Understandably full of questions, Todd required some effort to get off the phone, but she finally succeeded in ending the call after promising him the full scoop farther down the road, even before it hit Cetacean. “You’ll be the first to know.”
She put down the phone, still processing this latest bombshell. She and Dennis stared at each other for a few moments before diving into it.
“So, we have to be talking about a family resemblance, right?” she said. “Heredity at work.”
“Maybe, but… Amaranth symbolizes immortality, remember? And the company is all about finding radical new ways to stimulate health and longevity.”
She balked at where this was going. “What are you suggesting? That Wilmer Offutt and Orlando Wilder are one and the same?” She pointed at the portrait on the screen. “You tell me. Does that guy look like he was pestering Mildred Coates and her family back in the eighties? He looks like he’s only a few years out of college.”
“Hey, you’re the one who twigged onto the resemblance in the first place. And Todd seemed pretty sure.”
“I know, I know, but we can’t completely ignore common sense. This has to be one of those freak things you see on social media sometimes, like when some old Civil War soldier is a dead ringer for Nicholas Cage or whoever. I’ve seen family photos of older relatives that look a lot like folks from our generation. My uncle Rich, for instance, looks uncannily like my cousin Zack in his old wedding photos. Doesn’t that seem less insane than jumping to the conclusion that Orlando Wilder is a vampire or something?”

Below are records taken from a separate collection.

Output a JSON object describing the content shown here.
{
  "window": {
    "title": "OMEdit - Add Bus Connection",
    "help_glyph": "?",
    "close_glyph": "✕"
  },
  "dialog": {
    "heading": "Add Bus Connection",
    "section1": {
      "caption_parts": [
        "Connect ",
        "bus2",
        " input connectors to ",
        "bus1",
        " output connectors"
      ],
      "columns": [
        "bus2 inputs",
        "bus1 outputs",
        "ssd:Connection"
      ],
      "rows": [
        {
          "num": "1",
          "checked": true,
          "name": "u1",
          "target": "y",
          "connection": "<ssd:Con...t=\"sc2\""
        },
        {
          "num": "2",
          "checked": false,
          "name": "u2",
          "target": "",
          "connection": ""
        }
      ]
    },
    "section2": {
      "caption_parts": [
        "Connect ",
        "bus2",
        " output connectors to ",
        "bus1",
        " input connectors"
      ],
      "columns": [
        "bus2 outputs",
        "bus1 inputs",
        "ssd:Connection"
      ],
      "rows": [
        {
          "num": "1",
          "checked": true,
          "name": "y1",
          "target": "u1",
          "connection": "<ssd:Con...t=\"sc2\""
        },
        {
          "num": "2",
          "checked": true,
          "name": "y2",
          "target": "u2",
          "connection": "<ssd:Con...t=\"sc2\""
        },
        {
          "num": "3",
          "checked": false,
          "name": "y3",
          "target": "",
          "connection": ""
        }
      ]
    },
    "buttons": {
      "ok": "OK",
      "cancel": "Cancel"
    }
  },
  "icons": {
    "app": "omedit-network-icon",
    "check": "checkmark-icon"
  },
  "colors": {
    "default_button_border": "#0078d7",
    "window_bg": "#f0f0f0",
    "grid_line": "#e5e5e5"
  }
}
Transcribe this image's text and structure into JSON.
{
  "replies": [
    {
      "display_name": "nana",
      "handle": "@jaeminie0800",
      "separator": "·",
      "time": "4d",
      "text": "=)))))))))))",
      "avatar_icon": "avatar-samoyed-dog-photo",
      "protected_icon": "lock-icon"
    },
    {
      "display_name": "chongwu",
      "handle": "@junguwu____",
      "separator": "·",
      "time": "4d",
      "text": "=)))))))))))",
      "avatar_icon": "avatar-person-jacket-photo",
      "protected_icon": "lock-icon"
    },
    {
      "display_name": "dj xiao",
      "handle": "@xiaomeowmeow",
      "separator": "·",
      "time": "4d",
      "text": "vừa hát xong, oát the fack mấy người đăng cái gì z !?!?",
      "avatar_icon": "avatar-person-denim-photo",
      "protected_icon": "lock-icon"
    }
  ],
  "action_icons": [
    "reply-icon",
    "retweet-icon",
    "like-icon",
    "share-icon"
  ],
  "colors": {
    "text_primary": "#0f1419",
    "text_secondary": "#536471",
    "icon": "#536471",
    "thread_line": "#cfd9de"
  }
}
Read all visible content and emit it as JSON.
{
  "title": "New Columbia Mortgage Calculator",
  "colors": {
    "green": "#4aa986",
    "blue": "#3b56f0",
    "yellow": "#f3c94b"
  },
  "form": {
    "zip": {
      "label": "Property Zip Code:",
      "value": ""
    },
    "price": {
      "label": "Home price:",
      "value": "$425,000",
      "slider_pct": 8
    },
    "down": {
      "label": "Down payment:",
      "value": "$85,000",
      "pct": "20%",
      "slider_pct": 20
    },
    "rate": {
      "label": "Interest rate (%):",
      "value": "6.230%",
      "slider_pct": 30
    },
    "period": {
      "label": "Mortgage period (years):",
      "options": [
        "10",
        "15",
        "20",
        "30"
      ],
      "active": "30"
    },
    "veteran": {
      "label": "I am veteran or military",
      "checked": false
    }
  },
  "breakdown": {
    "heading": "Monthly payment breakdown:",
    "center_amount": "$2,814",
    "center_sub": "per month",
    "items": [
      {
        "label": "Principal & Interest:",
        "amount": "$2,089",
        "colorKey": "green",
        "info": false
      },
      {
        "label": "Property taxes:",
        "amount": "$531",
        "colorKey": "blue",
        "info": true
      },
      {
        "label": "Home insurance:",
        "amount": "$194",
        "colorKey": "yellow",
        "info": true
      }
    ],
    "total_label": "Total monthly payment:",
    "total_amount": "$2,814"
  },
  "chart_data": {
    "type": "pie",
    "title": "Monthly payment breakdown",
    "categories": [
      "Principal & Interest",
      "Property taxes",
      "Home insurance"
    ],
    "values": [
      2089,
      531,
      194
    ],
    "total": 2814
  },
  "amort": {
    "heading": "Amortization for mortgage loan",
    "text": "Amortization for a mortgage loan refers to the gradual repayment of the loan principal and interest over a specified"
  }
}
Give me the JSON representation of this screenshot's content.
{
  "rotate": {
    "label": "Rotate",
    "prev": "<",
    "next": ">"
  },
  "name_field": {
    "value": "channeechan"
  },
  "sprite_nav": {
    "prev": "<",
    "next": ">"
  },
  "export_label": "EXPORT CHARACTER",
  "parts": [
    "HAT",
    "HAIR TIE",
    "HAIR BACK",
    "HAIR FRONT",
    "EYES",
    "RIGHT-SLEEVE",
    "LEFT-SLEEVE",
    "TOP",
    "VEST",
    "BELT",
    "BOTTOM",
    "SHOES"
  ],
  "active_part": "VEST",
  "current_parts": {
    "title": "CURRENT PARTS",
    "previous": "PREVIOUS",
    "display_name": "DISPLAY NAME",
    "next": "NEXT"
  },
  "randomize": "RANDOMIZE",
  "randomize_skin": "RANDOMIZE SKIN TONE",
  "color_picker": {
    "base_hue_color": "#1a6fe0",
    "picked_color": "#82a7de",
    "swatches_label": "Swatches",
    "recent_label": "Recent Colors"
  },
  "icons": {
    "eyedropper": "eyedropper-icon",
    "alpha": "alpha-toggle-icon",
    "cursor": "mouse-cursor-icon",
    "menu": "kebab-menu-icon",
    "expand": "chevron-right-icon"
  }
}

“Not a vampire,” Dennis said, missing the point, “but maybe… not of this Earth? Remember what Valdez saw in the park? The door from nowhere? Maybe Wilder is from another time or plane of existence?”
“So we’re just tossing Occam’s razor out completely now?” she asked, as much to herself as to Dennis. “Anything is possible?”
“Maybe. You gotta admit: that razor hasn’t been cutting it for a while now.”
Could he be right this time? Was she refusing to follow the leads wherever they led, even if they were pointing somewhere impossible to believe? She picked up her phone again, sorely tempted to call Jane Temple right away, never mind the time difference, and see if she recognized Wilder’s portrait too. Despite everything, though, she still couldn’t bring herself to wake up the retired nurse in the middle of the night.
First thing in the morning, she promised herself, and in the meantime…
She turned to Dennis, feeling just as obsessed with solving this puzzle as Wilmer Offutt, whoever he was, had been about finding that kidney pill.
“Listen up. I need you to find out everything there is to know about Orlando Wilder. And I mean everything!”